Emocje w Ostrowie, lepsza Tasomix Rosiek Stal
Sporo działo się w sobotnim meczu ORLEN Basket Ligi w Ostrowie Wielkopolskim! Ostatecznie Tasomix Rosiek Stal pokonała MKS Dąbrowa Górnicza 92:89.
Dąbrowianie bardzo dobrze weszli w ten mecz i po trójce Aleksandra Załuckiego oraz trafieniu Davida Hooka prowadzili już 0:10. Po blisko trzech minutach niemoc gospodarzy przerwał Adas Juskevicius. Litwin zbliżał później ostrowian nawet na trzy punkty. MKS znowu jednak włączył piąty bieg w ataku, a trójki trafiali Ray Cowels i Teyvon Myers. Po 10 minutach było 19:29. Drugą kwartę Tasomix Rosiek Stal rozpoczęła od serii 6:0 i po akcji Mateusza Zębskiego była już blisko rywali. Dzięki trafieniu Paxsona Wojcika różnica wynosiła już zaledwie punkt. Na więcej MKS nie chciał już pozwolić. Po chwili Tyler Cheese powiększał prowadzenie ponownie do 10 punktów. Siim-Sander Vene starał się na to reagować, ale pierwsza połowa zakończyła się wynikiem 44:49.

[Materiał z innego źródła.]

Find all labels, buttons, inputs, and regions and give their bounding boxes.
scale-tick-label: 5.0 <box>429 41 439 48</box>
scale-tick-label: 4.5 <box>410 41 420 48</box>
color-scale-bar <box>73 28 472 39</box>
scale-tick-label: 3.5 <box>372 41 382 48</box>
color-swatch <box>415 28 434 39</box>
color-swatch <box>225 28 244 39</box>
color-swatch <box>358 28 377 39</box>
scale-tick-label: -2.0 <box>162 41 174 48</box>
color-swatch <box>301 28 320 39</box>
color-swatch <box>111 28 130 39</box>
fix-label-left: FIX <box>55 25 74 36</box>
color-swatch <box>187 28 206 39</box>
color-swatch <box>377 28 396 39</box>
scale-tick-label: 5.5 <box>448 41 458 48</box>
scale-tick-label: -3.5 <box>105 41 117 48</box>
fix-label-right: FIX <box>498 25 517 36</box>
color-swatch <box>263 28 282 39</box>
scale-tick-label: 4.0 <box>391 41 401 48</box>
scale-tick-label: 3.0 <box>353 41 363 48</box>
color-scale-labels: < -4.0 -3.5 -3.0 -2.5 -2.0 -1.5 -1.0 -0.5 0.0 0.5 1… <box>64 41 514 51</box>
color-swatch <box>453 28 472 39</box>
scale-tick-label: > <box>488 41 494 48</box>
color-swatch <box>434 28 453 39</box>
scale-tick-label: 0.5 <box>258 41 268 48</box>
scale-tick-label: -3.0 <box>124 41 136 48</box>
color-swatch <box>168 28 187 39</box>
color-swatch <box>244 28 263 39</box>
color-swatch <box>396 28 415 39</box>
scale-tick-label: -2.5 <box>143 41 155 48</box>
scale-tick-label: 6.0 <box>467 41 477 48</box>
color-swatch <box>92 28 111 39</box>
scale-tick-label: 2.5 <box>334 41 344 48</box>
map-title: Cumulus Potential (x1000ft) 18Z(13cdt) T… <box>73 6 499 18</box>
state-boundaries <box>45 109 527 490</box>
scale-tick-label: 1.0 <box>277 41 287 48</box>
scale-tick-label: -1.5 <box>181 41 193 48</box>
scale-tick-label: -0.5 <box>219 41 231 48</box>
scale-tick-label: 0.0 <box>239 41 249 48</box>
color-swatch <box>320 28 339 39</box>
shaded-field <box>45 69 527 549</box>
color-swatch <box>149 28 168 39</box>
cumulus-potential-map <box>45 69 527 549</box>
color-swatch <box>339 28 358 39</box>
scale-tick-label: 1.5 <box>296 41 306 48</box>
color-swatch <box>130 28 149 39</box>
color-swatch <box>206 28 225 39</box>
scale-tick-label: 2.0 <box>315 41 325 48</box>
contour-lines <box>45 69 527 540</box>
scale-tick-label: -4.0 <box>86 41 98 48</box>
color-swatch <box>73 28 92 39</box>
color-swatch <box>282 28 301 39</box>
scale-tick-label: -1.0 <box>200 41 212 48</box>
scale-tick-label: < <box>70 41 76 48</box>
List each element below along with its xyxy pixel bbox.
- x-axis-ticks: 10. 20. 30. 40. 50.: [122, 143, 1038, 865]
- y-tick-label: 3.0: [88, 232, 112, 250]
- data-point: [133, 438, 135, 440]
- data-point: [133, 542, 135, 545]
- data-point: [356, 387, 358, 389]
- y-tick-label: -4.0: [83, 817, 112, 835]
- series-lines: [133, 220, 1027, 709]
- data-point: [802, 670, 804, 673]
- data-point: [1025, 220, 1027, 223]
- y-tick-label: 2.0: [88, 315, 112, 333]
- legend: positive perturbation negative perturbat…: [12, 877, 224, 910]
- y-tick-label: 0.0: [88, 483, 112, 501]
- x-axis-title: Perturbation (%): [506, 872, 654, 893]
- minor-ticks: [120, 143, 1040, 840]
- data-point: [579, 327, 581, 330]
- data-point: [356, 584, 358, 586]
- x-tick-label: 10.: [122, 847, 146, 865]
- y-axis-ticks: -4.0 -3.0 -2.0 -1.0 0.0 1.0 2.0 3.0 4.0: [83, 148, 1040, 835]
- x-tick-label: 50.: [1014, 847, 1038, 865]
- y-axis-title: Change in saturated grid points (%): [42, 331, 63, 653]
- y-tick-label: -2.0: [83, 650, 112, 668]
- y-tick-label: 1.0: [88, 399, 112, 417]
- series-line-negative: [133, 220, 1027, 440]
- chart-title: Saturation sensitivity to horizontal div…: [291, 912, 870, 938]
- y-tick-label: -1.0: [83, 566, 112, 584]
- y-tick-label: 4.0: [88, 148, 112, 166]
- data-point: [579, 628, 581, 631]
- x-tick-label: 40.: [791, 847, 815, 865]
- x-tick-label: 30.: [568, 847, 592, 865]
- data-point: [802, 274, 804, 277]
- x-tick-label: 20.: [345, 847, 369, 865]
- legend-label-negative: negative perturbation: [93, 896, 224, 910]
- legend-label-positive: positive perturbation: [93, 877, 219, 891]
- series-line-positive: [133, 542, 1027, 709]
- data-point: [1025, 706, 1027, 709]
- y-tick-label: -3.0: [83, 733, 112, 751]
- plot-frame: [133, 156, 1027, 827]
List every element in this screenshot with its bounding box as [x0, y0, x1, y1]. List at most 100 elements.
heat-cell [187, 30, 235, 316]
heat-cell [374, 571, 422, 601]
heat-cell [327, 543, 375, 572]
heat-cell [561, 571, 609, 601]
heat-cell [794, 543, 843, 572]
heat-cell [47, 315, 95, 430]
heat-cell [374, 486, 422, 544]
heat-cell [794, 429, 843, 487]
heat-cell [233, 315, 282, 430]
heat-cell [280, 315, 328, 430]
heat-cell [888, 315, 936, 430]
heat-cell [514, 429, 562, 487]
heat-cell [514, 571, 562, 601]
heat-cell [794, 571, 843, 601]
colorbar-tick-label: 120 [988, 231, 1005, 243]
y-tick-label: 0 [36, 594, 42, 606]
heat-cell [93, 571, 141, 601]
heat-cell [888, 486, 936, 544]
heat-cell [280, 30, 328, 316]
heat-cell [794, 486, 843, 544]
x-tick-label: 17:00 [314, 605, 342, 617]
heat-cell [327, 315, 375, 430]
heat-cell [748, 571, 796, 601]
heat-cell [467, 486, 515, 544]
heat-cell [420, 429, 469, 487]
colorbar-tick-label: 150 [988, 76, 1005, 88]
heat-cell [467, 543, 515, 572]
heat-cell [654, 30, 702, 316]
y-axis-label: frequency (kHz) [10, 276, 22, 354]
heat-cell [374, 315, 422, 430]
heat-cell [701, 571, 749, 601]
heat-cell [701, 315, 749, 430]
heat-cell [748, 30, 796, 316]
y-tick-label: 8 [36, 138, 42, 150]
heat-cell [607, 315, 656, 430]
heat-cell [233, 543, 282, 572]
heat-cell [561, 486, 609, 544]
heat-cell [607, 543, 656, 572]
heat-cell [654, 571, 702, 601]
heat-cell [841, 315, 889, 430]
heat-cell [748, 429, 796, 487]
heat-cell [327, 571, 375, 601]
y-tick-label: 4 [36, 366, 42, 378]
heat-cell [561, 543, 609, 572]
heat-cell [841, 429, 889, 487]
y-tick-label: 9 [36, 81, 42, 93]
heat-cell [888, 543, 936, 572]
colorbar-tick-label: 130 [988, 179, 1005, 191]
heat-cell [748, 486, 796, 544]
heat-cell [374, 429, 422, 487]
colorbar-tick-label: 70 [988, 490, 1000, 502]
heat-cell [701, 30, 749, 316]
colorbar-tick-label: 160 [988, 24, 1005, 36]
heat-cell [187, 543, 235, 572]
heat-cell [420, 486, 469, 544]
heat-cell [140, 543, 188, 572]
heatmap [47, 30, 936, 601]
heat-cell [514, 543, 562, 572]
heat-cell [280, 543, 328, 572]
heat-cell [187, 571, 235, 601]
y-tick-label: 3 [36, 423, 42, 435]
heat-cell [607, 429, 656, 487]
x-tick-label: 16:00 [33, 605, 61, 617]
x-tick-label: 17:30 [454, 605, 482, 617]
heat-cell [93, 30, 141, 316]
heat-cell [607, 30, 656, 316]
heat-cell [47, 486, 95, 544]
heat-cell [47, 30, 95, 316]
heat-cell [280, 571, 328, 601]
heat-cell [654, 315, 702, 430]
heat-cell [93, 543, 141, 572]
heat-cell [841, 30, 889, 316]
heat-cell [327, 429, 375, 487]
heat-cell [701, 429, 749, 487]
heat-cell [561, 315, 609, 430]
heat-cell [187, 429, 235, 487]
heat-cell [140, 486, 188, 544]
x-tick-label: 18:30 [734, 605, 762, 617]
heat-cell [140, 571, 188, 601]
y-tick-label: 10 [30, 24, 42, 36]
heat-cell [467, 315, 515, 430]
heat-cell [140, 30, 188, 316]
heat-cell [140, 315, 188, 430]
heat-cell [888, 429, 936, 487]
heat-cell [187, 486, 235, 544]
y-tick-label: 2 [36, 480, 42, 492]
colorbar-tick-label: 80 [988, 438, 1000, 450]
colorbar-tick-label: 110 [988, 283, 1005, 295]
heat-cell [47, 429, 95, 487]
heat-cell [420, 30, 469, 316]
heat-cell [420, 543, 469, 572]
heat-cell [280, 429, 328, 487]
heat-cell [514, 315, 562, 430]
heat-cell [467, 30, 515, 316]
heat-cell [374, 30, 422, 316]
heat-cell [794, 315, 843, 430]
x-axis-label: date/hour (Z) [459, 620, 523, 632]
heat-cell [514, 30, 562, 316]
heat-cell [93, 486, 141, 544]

W trzeciej kwarcie zespół trenera Borisa Balibrei prowadził już dziewięcioma punktami po zagraniu Teyvona Myersa, ale ostrowianie zareagowali na to rewelacyjną serią 13:0! Świetnie radził sobie Damian Kulig, a Tyquan Rolon dawał już prowadzenie. Dąbrowianie nie grali już tak dobrze w ataku, a po trójce Siim-Sandera Vene po 30 minutach było 67:61. W kolejnej części meczu gospodarze utrzymywali przewagę m. in. dzięki kolejnym zagraniom Paxsona Wojcika. Szalone akcje Myersa i Cheese’a dawały jeszcze nadzieję przyjezdnym. Ten drugi po chwili doprowadził do remisu, a ponownie prowadzenie dawał Cowels! Sytuację zmieniali następnie ponownie Kulig z Lambrechtem. Ostatecznie Tasomix Rosiek Stal wygrała 92:89.
Najlepszym strzelcem gospodarzy był Tyquan Rolon z 16 punktami i 4 asystami. Tyler Cheese zdobył dla gości 25 punktów, 6 zbiórek i 5 asyst.